Daniel has been documenting his preparations for the massive trip on TikTok and is fundraising for the equipment needed to get Caroline home one last time via his GoFundMe channel
But the fairy tale was short-lived. During the trip, Caroline began to suffer from severe stomach pains.
When he returned home, scans showed the cancer had returned and attacked his intestines.
Despite his pain, he refused to complain. “He just wanted to protect everyone else,” Daniel said.
In March 2024, Caroline began experiencing pain behind her eyes. Daniel noticed that she had begun to regularly pinch the bridge of her nose; Caroline attributed it to hay fever.
However, scans revealed that he had a tumor in his brain. Once again, doctors gave him six months to live. When she told Daniel he smiled. ‘ ‘They always say six months,’ he said.”
Delays in treatment have been devastating. ‘The hospital waited two months for the biopsy and another two weeks for the results,’ says Daniel. ‘By then the lung cancer had become aggressive.’
Caroline reluctantly agreed to another round of chemotherapy; The treatment he once swore he would never do again.
‘It was terrible,’ says Daniel. ‘But for the next two weeks it was alive. It was like the old Caroline was back.’
But after a short while everything changed.
While driving her daughter to work one morning, Caroline suddenly began seeing double vision.
The tumor had crushed his optic nerve and left him blind. “He said to me, ‘I can handle anything, but I won’t lose my eyesight,'” Daniel recalls, his voice cracking.
‘It was the only time I ever saw him truly defeated.’
Radiotherapy helped a little, but by the spring he had lost 20 kilos and was emaciated.
The couple set up a bed downstairs because they could no longer go up to the next floor. On 4 November she told Daniel she wanted to go to St Francis Hospice in Romford “for symptom management only”.
“When I took him out of the house, he looked back as if he was saying goodbye,” she says softly.
‘I told her, ‘Don’t worry, baby, we’ll be home for the weekend.’ ‘He put his hand on my shoulder and didn’t say a word.’
In March 2024, Caroline began experiencing pain behind her eyes. Daniel noticed that she had begun to regularly pinch the bridge of her nose; Caroline attributed it to hay fever.
On November 6, 2025, the anniversary of Caroline’s last hospital admission, she will begin a 3,073-mile journey on foot from Saint Francis Hospice in Romford to Kumasi, Ghana.
Caroline died aged 45 on November 11, 2024, five days after arriving at the hospice.
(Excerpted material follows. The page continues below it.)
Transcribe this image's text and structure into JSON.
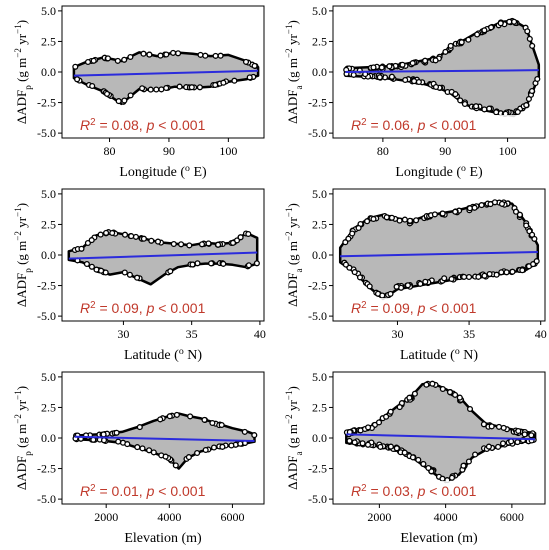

Three weeks before her death, Caroline made one final request: that some of her ashes be scattered in Ghana, the country where she grew up.
‘Before he died, I think it was a Friday night, I told him I wanted to take his ashes to Ghana for him. But I said I want to do that by taking you to Ghana to raise some money for charity and he says “can you do that for me?” he said. And I said of course I would, baby.’
Now, almost a year later, Daniel is preparing to fulfill that promise.
On November 6, 2025, the anniversary of Caroline’s last hospital admission, she will begin a 3,073-mile journey on foot from Saint Francis Hospice in Romford to Kumasi, Ghana.
The route will take him through France, Spain, Gibraltar, Morocco, Western Sahara, Mauritania, Senegal, Guinea, Ivory Coast and finally to Ghana, a ‘dangerous’ journey expected to last months.
But Daniel has no reservations.
‘The hard thing is, Caroline and I haven’t even been together for two years. However he was by far the most influential and important person in my life. I am hungrya completely different person.
‘He showed me a lot; ‘Not only is she capable of loving, but if you were around Caroline she would do anything for you.’
Daniel scattered some of Caroline’s ashes on the small bench where they had once sat in Folkestone, overlooking France.
“I guess there are reasons for that,” Daniel said.